351 reviews22 followers
May 27, 2019
"Sabíamos que acabábamos de presenciar una de las noches de teatro más puras y maravillosas de nuestra vida, y sabíamos que Jack Smith seguía allí, solo en su estudio, el guardián de la tumba del fin de la civilización (...) De algún modo, todo se conservaba claramente en nosotros, como norma para nuestra vida, nuestro arte fue reestablecido por un momento, aquella noche, en el estudio de Jack Smith, allí, en la parte baja de la ciudad, en esa hora tardía en que la ciudad dormía. Había, en cierta manera, una nueva esperanza, una nueva vida en la calle oscura, mientras caminábamos en silencio."
Profile Image for Serdar.
Author 13 books34 followers
December 28, 2016
On the average, I disagreed with about 20-30% of everything Mekas says in this book. I still give it five stars, because the man is such a persuasive, passionate, and devoted lover of film (not "movies") that the fact I didn't agree with much of what he had to say was irrelevant. The other 70% is a better 70% than other peoples' 100%. I may need to read it twice more to get everything I want to out of it.

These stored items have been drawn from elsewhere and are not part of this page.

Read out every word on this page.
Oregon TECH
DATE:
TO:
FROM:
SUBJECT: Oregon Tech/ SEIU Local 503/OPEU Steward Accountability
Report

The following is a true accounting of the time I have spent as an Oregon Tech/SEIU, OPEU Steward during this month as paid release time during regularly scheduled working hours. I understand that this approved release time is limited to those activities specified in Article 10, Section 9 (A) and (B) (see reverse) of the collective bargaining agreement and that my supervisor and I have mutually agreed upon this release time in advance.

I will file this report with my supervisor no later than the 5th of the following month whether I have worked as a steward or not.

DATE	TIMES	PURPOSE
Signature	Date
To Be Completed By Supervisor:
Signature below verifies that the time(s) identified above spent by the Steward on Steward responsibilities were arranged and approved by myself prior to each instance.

Be warned that this edition is absolutely festering with typographical errors. Appalling lack of quality control for something from a university press. But go get it anyway. I would sooner have even a single other Mekas than a hundred other folks, even if a good third of the time I want to twist his nose.
Profile Image for Tosh.
Author 14 books777 followers
November 24, 2007
The great and legendary iconic Jonas Mekas' collection of writings from the old Village Voice, when he covered 'Underground Cinema." The intense love he has for film is addicting - and to this day with the great Film Anthology (on East 2nd and 2nd in Manhattan) is a fantastic place to see films.

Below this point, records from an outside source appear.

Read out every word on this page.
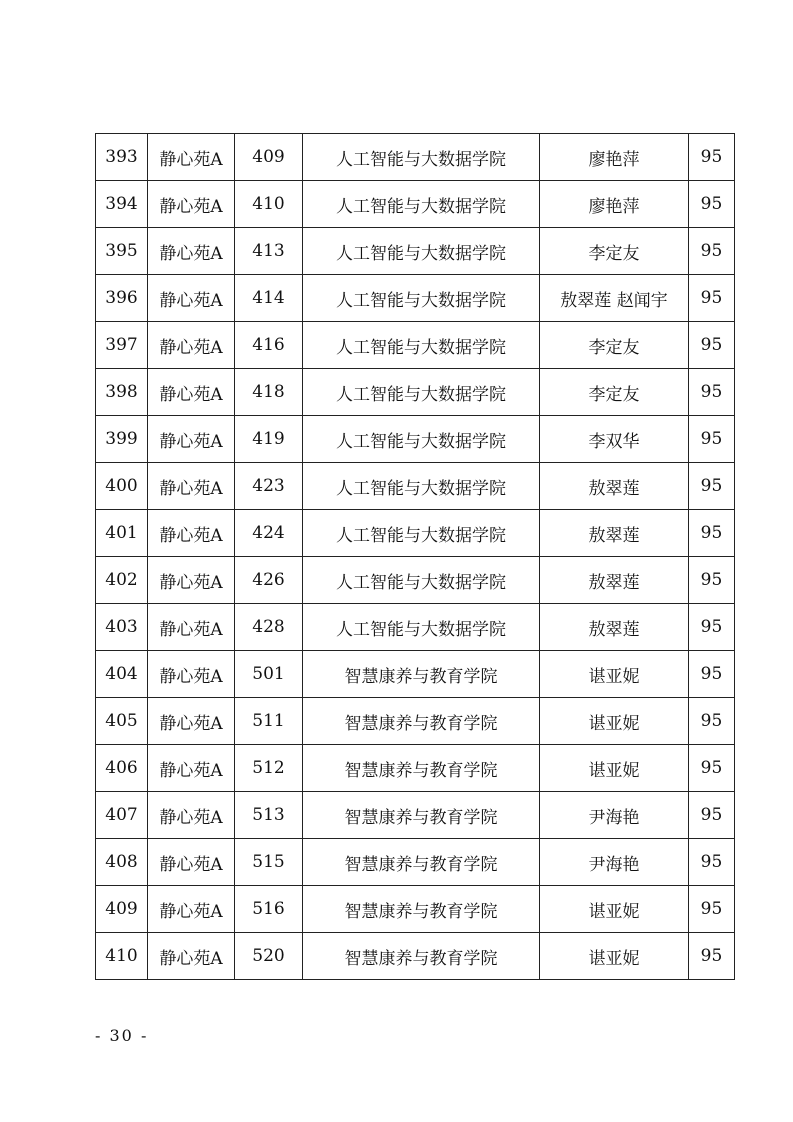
393	静心苑A	409	人工智能与大数据学院	廖艳萍	95
394	静心苑A	410	人工智能与大数据学院	廖艳萍	95
395	静心苑A	413	人工智能与大数据学院	李定友	95
396	静心苑A	414	人工智能与大数据学院	敖翠莲 赵闻宇	95
397	静心苑A	416	人工智能与大数据学院	李定友	95
398	静心苑A	418	人工智能与大数据学院	李定友	95
399	静心苑A	419	人工智能与大数据学院	李双华	95
400	静心苑A	423	人工智能与大数据学院	敖翠莲	95
401	静心苑A	424	人工智能与大数据学院	敖翠莲	95
402	静心苑A	426	人工智能与大数据学院	敖翠莲	95
403	静心苑A	428	人工智能与大数据学院	敖翠莲	95
404	静心苑A	501	智慧康养与教育学院	谌亚妮	95
405	静心苑A	511	智慧康养与教育学院	谌亚妮	95
406	静心苑A	512	智慧康养与教育学院	谌亚妮	95
407	静心苑A	513	智慧康养与教育学院	尹海艳	95
408	静心苑A	515	智慧康养与教育学院	尹海艳	95
409	静心苑A	516	智慧康养与教育学院	谌亚妮	95
410	静心苑A	520	智慧康养与教育学院	谌亚妮	95
- 30 -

What makes this book so essential is not only the subject matter, but also Mekas' writing style which is hyper, informative, and passionate. He wrote these reviews or essays during the golden era of Underground film making - mostly from New York City (the 60's). Someone needs to reprint this book so we can feel the love for cinema once more.

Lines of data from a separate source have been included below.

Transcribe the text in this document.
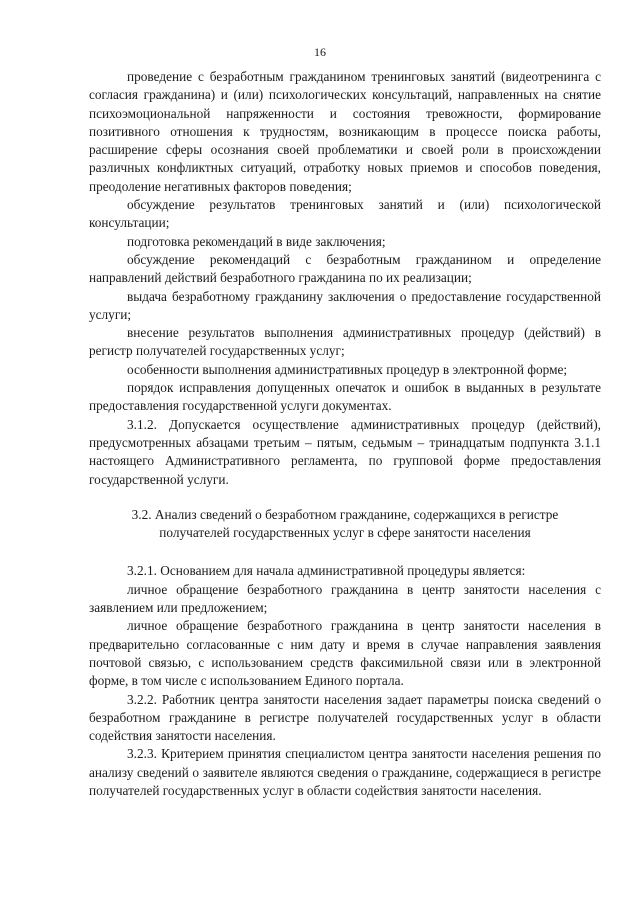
16

проведение с безработным гражданином тренинговых занятий (видеотренинга с согласия гражданина) и (или) психологических консультаций, направленных на снятие психоэмоциональной напряженности и состояния тревожности, формирование позитивного отношения к трудностям, возникающим в процессе поиска работы, расширение сферы осознания своей проблематики и своей роли в происхождении различных конфликтных ситуаций, отработку новых приемов и способов поведения, преодоление негативных факторов поведения;

обсуждение результатов тренинговых занятий и (или) психологической консультации;

подготовка рекомендаций в виде заключения;

обсуждение рекомендаций с безработным гражданином и определение направлений действий безработного гражданина по их реализации;

выдача безработному гражданину заключения о предоставление государственной услуги;

внесение результатов выполнения административных процедур (действий) в регистр получателей государственных услуг;

особенности выполнения административных процедур в электронной форме;

порядок исправления допущенных опечаток и ошибок в выданных в результате предоставления государственной услуги документах.

3.1.2. Допускается осуществление административных процедур (действий), предусмотренных абзацами третьим – пятым, седьмым – тринадцатым подпункта 3.1.1 настоящего Административного регламента, по групповой форме предоставления государственной услуги.

3.2. Анализ сведений о безработном гражданине, содержащихся в регистре получателей государственных услуг в сфере занятости населения

3.2.1. Основанием для начала административной процедуры является:

личное обращение безработного гражданина в центр занятости населения с заявлением или предложением;

личное обращение безработного гражданина в центр занятости населения в предварительно согласованные с ним дату и время в случае направления заявления почтовой связью, с использованием средств факсимильной связи или в электронной форме, в том числе с использованием Единого портала.

3.2.2. Работник центра занятости населения задает параметры поиска сведений о безработном гражданине в регистре получателей государственных услуг в области содействия занятости населения.

3.2.3. Критерием принятия специалистом центра занятости населения решения по анализу сведений о заявителе являются сведения о гражданине, содержащиеся в регистре получателей государственных услуг в области содействия занятости населения.
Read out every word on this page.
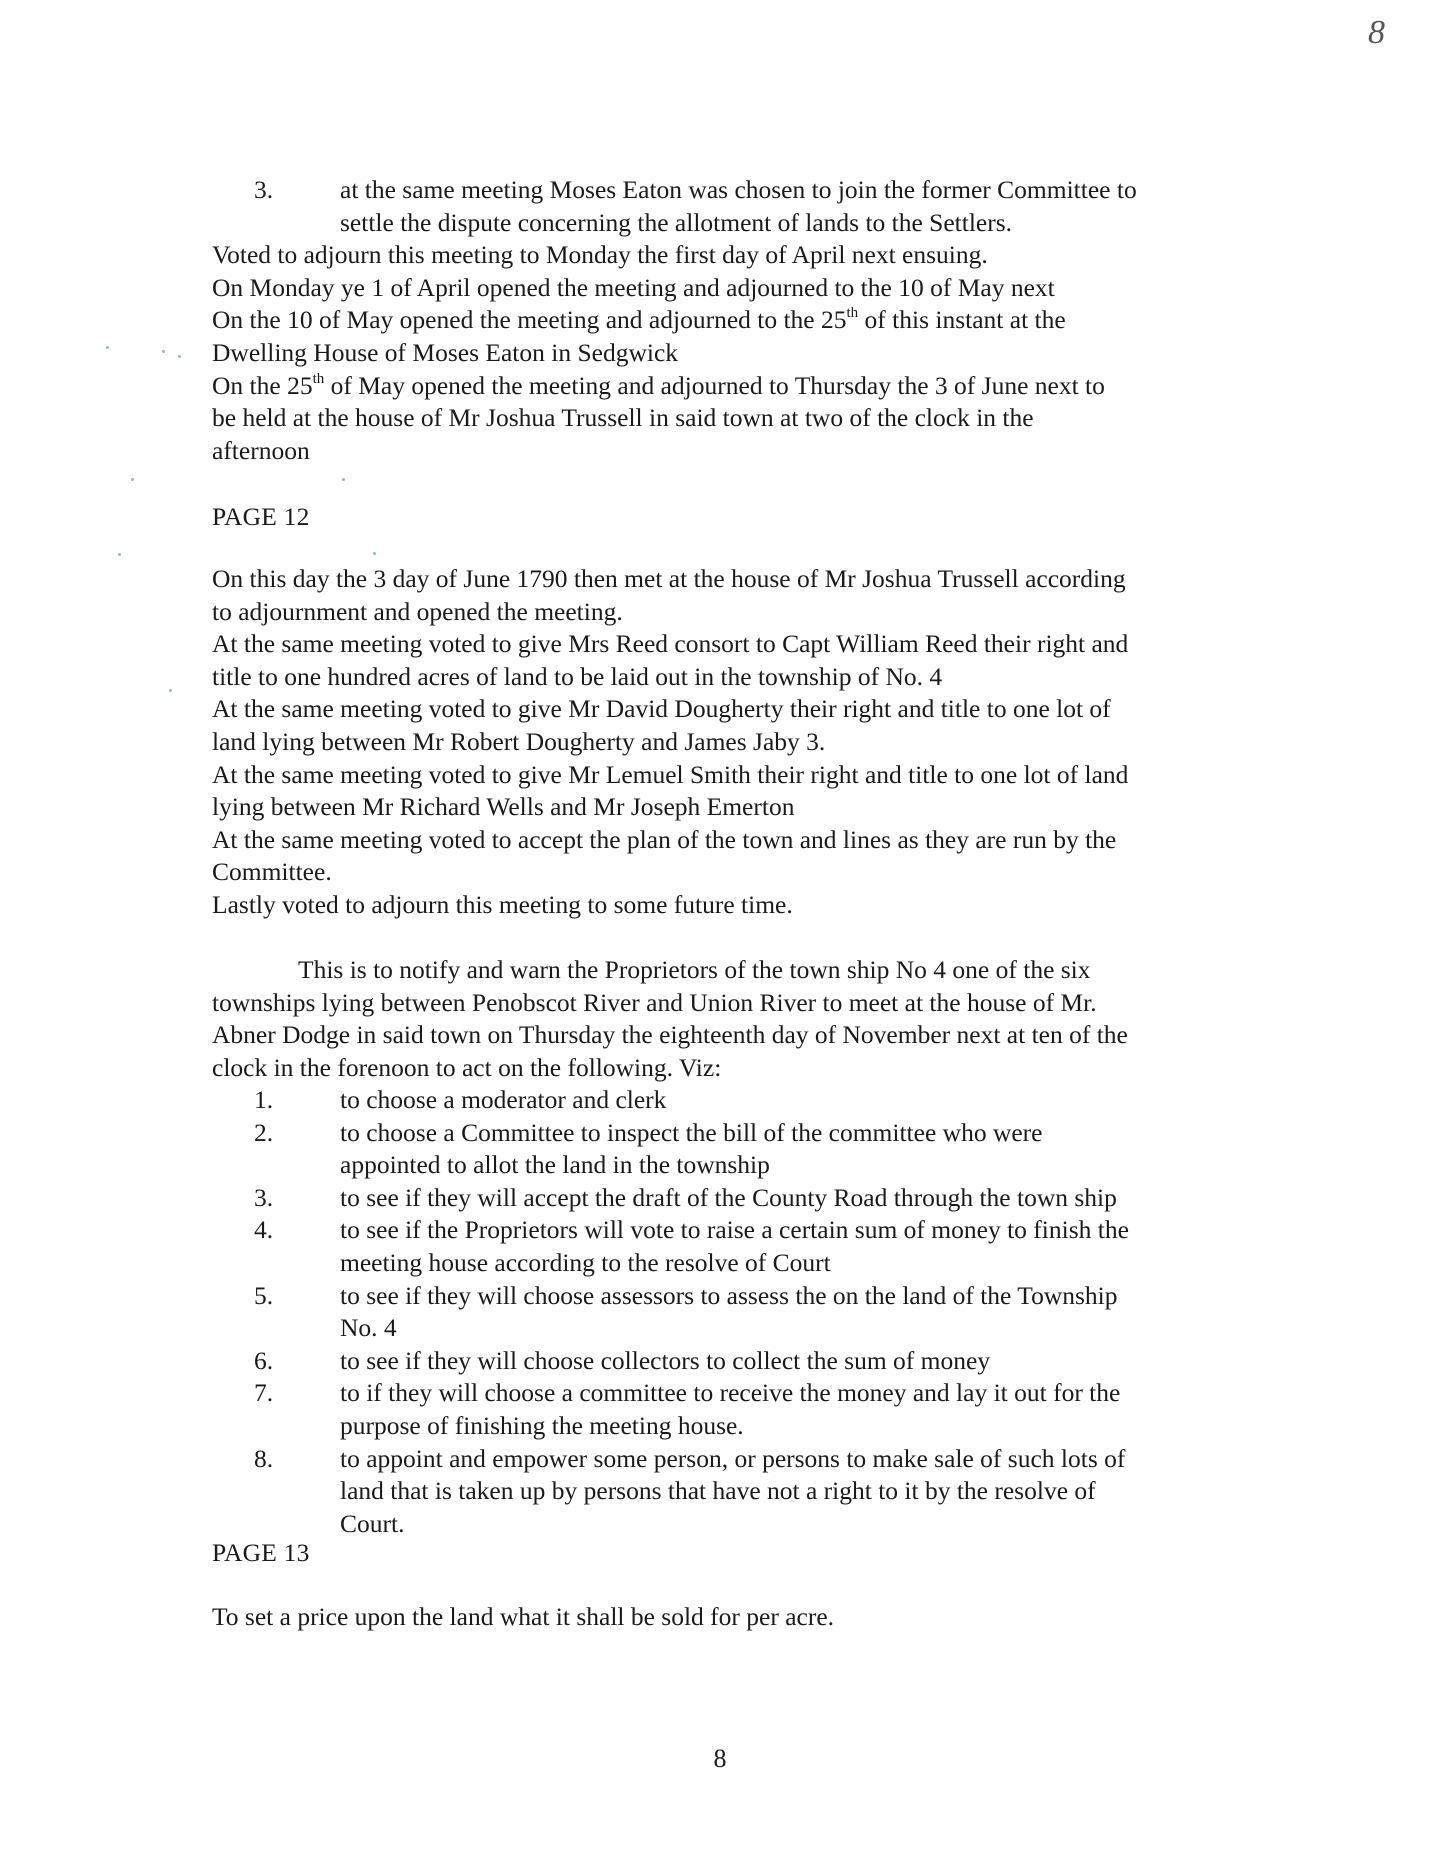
8
3.	at the same meeting Moses Eaton was chosen to join the former Committee to
settle the dispute concerning the allotment of lands to the Settlers.
Voted to adjourn this meeting to Monday the first day of April next ensuing.
On Monday ye 1 of April opened the meeting and adjourned to the 10 of May next
On the 10 of May opened the meeting and adjourned to the 25th of this instant at the
Dwelling House of Moses Eaton in Sedgwick
On the 25th of May opened the meeting and adjourned to Thursday the 3 of June next to
be held at the house of Mr Joshua Trussell in said town at two of the clock in the
afternoon
PAGE 12
On this day the 3 day of June 1790 then met at the house of Mr Joshua Trussell according
to adjournment and opened the meeting.
At the same meeting voted to give Mrs Reed consort to Capt William Reed their right and
title to one hundred acres of land to be laid out in the township of No. 4
At the same meeting voted to give Mr David Dougherty their right and title to one lot of
land lying between Mr Robert Dougherty and James Jaby 3.
At the same meeting voted to give Mr Lemuel Smith their right and title to one lot of land
lying between Mr Richard Wells and Mr Joseph Emerton
At the same meeting voted to accept the plan of the town and lines as they are run by the
Committee.
Lastly voted to adjourn this meeting to some future time.
This is to notify and warn the Proprietors of the town ship No 4 one of the six
townships lying between Penobscot River and Union River to meet at the house of Mr.
Abner Dodge in said town on Thursday the eighteenth day of November next at ten of the
clock in the forenoon to act on the following. Viz:
1.	to choose a moderator and clerk
2.	to choose a Committee to inspect the bill of the committee who were
appointed to allot the land in the township
3.	to see if they will accept the draft of the County Road through the town ship
4.	to see if the Proprietors will vote to raise a certain sum of money to finish the
meeting house according to the resolve of Court
5.	to see if they will choose assessors to assess the on the land of the Township
No. 4
6.	to see if they will choose collectors to collect the sum of money
7.	to if they will choose a committee to receive the money and lay it out for the
purpose of finishing the meeting house.
8.	to appoint and empower some person, or persons to make sale of such lots of
land that is taken up by persons that have not a right to it by the resolve of
Court.
PAGE 13
To set a price upon the land what it shall be sold for per acre.
8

Profile Image for Tentatively, Convenience.
Author 16 books247 followers
February 26, 2008
I think I read this when I was more than a little jaded to the revolutionary promise of experimental & underground filmmaking. As such, I think I found it a little naive. But, what the fuck, I'll take Mekas' passion anyday over a hopeless world. Mekas loves & champions work that's made its mark but how many people actually care I don't know. I mean, the multiplexes are still full of tits & guns right? I mean, the tits are fine by me but let's lose the guns, alright? &, for that matter, let's make people think about something OTHER THAN TITS too while we're at it.
Profile Image for Mike Everleth.
23 reviews1 follower
April 8, 2013
Essential reading for indie film lovers. The rise of the underground film movement of the 1960s is captured in great detail by one of its chief architects.
Profile Image for Sal.
73 reviews3 followers
December 13, 2016
Jonas' enthusiasm simply doesn't translate into interesting criticism.